I am trying to remove the stickers/decals so I can repaint the bike.
I have tried scrapping, paint thinner, and xylene.
I also tried using a heat gun, but the process seems rather tedious.
Is there some method that is faster?
I am trying to remove the stickers/decals so I can repaint the bike.
I have tried scrapping, paint thinner, and xylene.
I also tried using a heat gun, but the process seems rather tedious.
Is there some method that is faster?
I'd suggest stripping all the components off the bike (yes, ALL of them) then hit the frame lightly with a flap disk in a hand grinder. You want to key the paint, not necessarily remove it.
Keying provides a mechanical surface that is not flat. This will allow your new paint to form a three dimensional bond with the previous coat and will be more abrasion-resistant.
You also have to mask off every part that doesn't need paint. That's the bottom bracket shell and threads, and anything else that has threads. Your fork's bearing races must be paint free, both on the fork and in the head tube. Noone paints their seat post because tolerances are too fine and it will scratch up anyway, so remove that. There's no point painting the inside of the seat tube, but a little overspray's no big deal.
Your frame appears to be a Huffy, which is a low end bike so probably made of steel. So any scratches through the existing paint will show bare bright steel which will need a steel primer. Sometimes this is called an etching primer, which chemically does a similar thing to the sanding process. Both is a great idea. Don't wait - you should be spraying the primer within an hour of finishing the sanding. Don't give the rust monster a chance to get stuck in.
If your bike frame is aluminium/aluminum then you need a primer for AL and not FE.
Then when the primer is hardened, a light wet-sand over the whole frame to remove any flecks and provide the next keying surface, for your top coats to sink their teeth into. Use this to examine the frame for light spots and missed areas. There's a lot of surface area to your bike - more than one might think.

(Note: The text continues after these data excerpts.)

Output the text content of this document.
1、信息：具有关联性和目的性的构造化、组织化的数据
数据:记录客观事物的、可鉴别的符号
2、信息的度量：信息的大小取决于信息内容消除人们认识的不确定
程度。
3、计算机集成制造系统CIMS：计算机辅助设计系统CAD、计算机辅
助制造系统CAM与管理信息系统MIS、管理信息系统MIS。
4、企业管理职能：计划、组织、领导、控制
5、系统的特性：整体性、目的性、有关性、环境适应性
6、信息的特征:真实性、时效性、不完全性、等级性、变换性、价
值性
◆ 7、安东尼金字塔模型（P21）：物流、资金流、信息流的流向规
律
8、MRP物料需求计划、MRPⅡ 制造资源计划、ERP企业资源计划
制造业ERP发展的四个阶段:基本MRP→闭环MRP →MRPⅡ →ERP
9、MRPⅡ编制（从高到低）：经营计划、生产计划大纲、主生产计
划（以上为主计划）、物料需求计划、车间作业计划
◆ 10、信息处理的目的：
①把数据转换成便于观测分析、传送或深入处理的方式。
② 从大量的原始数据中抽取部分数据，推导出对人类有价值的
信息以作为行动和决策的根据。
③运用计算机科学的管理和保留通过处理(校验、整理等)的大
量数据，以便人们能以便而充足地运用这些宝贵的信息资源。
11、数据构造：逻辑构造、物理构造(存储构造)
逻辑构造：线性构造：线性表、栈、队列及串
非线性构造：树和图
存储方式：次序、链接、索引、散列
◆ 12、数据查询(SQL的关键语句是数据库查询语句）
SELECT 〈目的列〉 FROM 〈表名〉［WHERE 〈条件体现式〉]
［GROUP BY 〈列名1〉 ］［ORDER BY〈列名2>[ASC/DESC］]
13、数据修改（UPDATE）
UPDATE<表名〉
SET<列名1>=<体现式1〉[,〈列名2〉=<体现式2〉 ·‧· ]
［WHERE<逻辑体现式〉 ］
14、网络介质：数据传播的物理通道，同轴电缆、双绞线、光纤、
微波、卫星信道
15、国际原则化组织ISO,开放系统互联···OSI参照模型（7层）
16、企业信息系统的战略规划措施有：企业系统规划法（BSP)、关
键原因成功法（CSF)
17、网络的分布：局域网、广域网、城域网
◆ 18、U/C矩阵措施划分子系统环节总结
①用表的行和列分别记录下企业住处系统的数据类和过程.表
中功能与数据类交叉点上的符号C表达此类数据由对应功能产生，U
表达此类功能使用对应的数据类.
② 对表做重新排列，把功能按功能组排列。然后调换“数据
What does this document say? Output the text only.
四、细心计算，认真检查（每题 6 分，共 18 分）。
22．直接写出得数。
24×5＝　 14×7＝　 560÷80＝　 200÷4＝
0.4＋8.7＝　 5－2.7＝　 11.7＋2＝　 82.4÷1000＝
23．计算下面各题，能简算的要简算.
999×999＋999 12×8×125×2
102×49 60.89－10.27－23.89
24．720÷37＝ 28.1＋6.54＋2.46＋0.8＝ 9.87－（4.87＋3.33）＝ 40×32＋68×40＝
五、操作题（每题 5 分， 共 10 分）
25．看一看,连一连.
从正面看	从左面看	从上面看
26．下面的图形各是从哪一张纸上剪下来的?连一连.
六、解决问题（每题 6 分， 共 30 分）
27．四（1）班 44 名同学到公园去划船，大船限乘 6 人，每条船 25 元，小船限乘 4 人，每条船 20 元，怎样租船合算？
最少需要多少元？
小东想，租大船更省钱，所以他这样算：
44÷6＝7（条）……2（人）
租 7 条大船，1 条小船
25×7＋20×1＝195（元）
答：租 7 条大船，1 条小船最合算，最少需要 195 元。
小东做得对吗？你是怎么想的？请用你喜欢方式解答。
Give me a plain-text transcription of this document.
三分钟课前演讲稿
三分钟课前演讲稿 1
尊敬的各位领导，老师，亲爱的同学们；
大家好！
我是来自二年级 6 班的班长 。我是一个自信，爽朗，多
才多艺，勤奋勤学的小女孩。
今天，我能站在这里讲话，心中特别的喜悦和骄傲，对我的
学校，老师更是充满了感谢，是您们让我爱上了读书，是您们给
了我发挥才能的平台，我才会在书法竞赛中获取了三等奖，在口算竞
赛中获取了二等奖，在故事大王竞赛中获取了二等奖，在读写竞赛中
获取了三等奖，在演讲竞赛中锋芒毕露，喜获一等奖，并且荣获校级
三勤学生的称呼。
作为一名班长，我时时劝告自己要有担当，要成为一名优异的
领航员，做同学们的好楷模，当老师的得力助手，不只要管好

Depending on your paint and its thickness, density, and grippiness, you probably want to do a minimum of two top coats. Some of the 80s bikes had 12~20 coats of paint total.
If you're adding new decals, then put them on top of the last colour coat after light sanding and wipe down, and do at least one clear-coat over that. If no decals, do the top coat anyway. This provides the first line of defense against dings, whangs and scratches.
You can choose a matt or satin or gloss finish at all layers, but the clear coats are on the outside and give the most finish-effect.
If all this sounds like too much work, and your plan is just to blast it with a rattle can with no preparation, then go ahead. Its your bike, do what you want with it. But expect it to look like a rattlecan job and to flake off pretty quick.